Let $X$ be compact metric space, and $\mu_n$ a sequence of finite Borel measures on $X$ such that $\sup_n \mu_n(X)<\infty$. Prove
(a) For every $f \in C(X)$, there exists a subsequence $n_j$ such that $\int f d\mu_{n_j}$ converges.
(b) Let $B\subset C(X)$ be countable dense, show there exists a subsequence $n_j$ such that $\int f d \mu_{n_j}$ converges for all $f \in B$.
(c) let $n_j$ be as in the previous, prove $\int f d\mu_{n_j}$ converges for all $f \in C(X)$.
(d) Let $L:C(X) \to \Bbb{R}$ be given via $L(f):=\lim_{j \to \infty} \int f d\mu_{n_j}$. Show $L$ is a positive linear functional.
Attempt:
I have prove (a) and have so whats the difference between (a) and (c), and for (b) do I use the fact that $\bar{B}=C(X)$? Or for (b) can I say let $B=\{f_n\}_{n \in \Bbb{N}}$ then since $f_n:X \to \Bbb{R}$ and $f$ is continuous and $X$ is compact there exists $a,b \in \Bbb{R}$ such that $a \leq f_n(x) \leq b$ thus $\int f_n d \mu_{n}$ is bounded beflow by $aA$ and above by $bA$ thus its a bounded sequcne of reals thus has convergent subsequence. And for (c) do I use (a) or?

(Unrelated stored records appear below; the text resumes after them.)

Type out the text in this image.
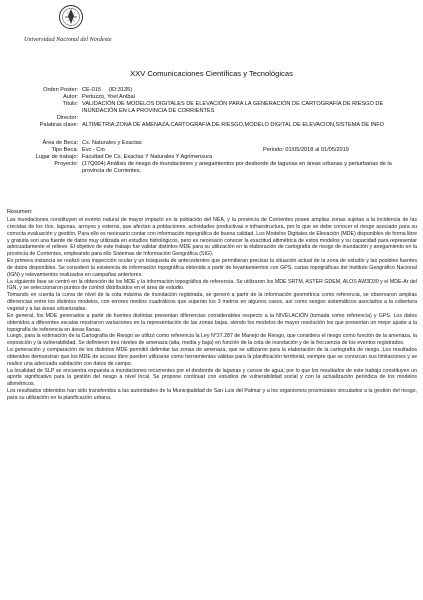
Universidad Nacional del Nordeste
XXV Comunicaciones Científicas y Tecnológicas
Orden Poster: CE-015 (ID:3135)
Autor: Pertuzzo, Yoel Aníbal
Título: VALIDACIÓN DE MODELOS DIGITALES DE ELEVACIÓN PARA LA GENERACIÓN DE CARTOGRAFÍA DE RIESGO DE INUNDACIÓN EN LA PROVINCIA DE CORRIENTES
Director:
Palabras clave: ALTIMETRÍA,ZONA DE AMENAZA,CARTOGRAFÍA DE RIESGO,MODELO DIGITAL DE ELEVACIÓN,SISTEMA DE INFO
Área de Beca: Cs. Naturales y Exactas
Tipo Beca: Evc - Cin	Periodo: 01/05/2018 al 01/05/2019
Lugar de trabajo: Facultad De Cs. Exactas Y Naturales Y Agrimensura
Proyecto: (17Q004) Análisis de riesgo de inundaciones y anegamientos por desborde de lagunas en áreas urbanas y periurbanas de la provincia de Corrientes.
Resumen:

Las inundaciones constituyen el evento natural de mayor impacto en la población del NEA, y la provincia de Corrientes posee amplias zonas sujetas a la incidencia de las crecidas de los ríos, lagunas, arroyos y esteros, que afectan a poblaciones, actividades productivas e infraestructura, por lo que se debe conocer el riesgo asociado para su correcta evaluación y gestión. Para ello es necesario contar con información topográfica de buena calidad. Los Modelos Digitales de Elevación (MDE) disponibles de forma libre y gratuita son una fuente de datos muy utilizada en estudios hidrológicos, pero es necesario conocer la exactitud altimétrica de estos modelos y su capacidad para representar adecuadamente el relieve. El objetivo de este trabajo fue validar distintos MDE para su utilización en la elaboración de cartografía de riesgo de inundación y anegamiento en la provincia de Corrientes, empleando para ello Sistemas de Información Geográfica (SIG).

En primera instancia se realizó una inspección ocular y un búsqueda de antecedentes que permitieran precisar la situación actual de la zona de estudio y las posibles fuentes de datos disponibles. Se consideró la existencia de información topográfica obtenida a partir de levantamientos con GPS, cartas topográficas del Instituto Geográfico Nacional (IGN) y relevamientos realizados en campañas anteriores.

La siguiente fase se centró en la obtención de los MDE y la información topográfica de referencia. Se utilizaron los MDE SRTM, ASTER GDEM, ALOS AW3D30 y el MDE-Ar del IGN, y se seleccionaron puntos de control distribuidos en el área de estudio.

Tomando en cuenta la curva de nivel de la cota máxima de inundación registrada, se generó a partir de la información geométrica como referencia, se observaron amplias diferencias entre los distintos modelos, con errores medios cuadráticos que superan los 3 metros en algunos casos, así como sesgos sistemáticos asociados a la cobertura vegetal y a las áreas urbanizadas.

En general, los MDE generados a partir de fuentes distintas presentan diferencias considerables respecto a la NIVELACIÓN (tomada como referencia) y GPS. Los datos obtenidos a diferentes escalas mostraron variaciones en la representación de las zonas bajas, siendo los modelos de mayor resolución los que presentan un mejor ajuste a la topografía de referencia en áreas llanas.

Luego, para la estimación de la Cartografía de Riesgo se utilizó como referencia la Ley N°27.287 de Manejo de Riesgo, que considera el riesgo como función de la amenaza, la exposición y la vulnerabilidad. Se definieron tres niveles de amenaza (alta, media y baja) en función de la cota de inundación y de la frecuencia de los eventos registrados.

La generación y comparación de los distintos MDE permitió delimitar las zonas de amenaza, que se utilizaron para la elaboración de la cartografía de riesgo. Los resultados obtenidos demuestran que los MDE de acceso libre pueden utilizarse como herramientas válidas para la planificación territorial, siempre que se conozcan sus limitaciones y se realice una adecuada validación con datos de campo.

La localidad de SLP se encuentra expuesta a inundaciones recurrentes por el desborde de lagunas y cursos de agua, por lo que los resultados de este trabajo constituyen un aporte significativo para la gestión del riesgo a nivel local. Se propone continuar con estudios de vulnerabilidad social y con la actualización periódica de los modelos altimétricos.

Los resultados obtenidos han sido transferidos a las autoridades de la Municipalidad de San Luis del Palmar y a los organismos provinciales vinculados a la gestión del riesgo, para su utilización en la planificación urbana.
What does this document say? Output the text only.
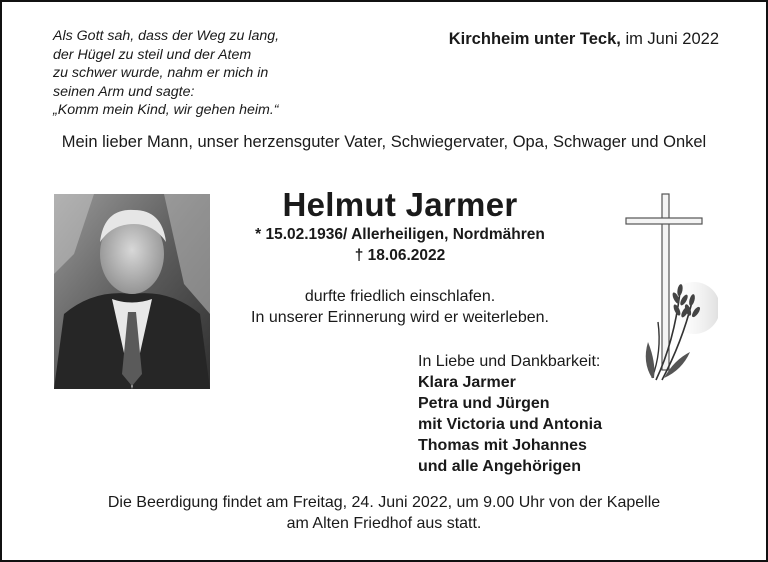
Als Gott sah, dass der Weg zu lang,
der Hügel zu steil und der Atem
zu schwer wurde, nahm er mich in
seinen Arm und sagte:
„Komm mein Kind, wir gehen heim.“
Kirchheim unter Teck, im Juni 2022
Mein lieber Mann, unser herzensguter Vater, Schwiegervater, Opa, Schwager und Onkel
Helmut Jarmer
* 15.02.1936/ Allerheiligen, Nordmähren
† 18.06.2022
durfte friedlich einschlafen.
In unserer Erinnerung wird er weiterleben.
In Liebe und Dankbarkeit:
Klara Jarmer
Petra und Jürgen
mit Victoria und Antonia
Thomas mit Johannes
und alle Angehörigen
Die Beerdigung findet am Freitag, 24. Juni 2022, um 9.00 Uhr von der Kapelle
am Alten Friedhof aus statt.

For (d), I need to show for $f,g \in C(X)$ that $L(f+g)=L(f)+L(g)$, i.e.,
$$\lim_{j \to \infty}\int (f+g) d \mu_{n_j}=\lim_{j \to \infty}\int f d \mu_{n_j}+\lim_{j \to \infty} \int g d \mu_{n_j}$$
which if my functions were non-negative I could invoke linearity? Or do I need some convergence theorem to swap limit for integral? And if $f,g$ converges to different things theyre the same since were in a Hausdorff space, sorry i guess what ime trying to say is if the limit of integral of sums is the sum of the limits of the integrals.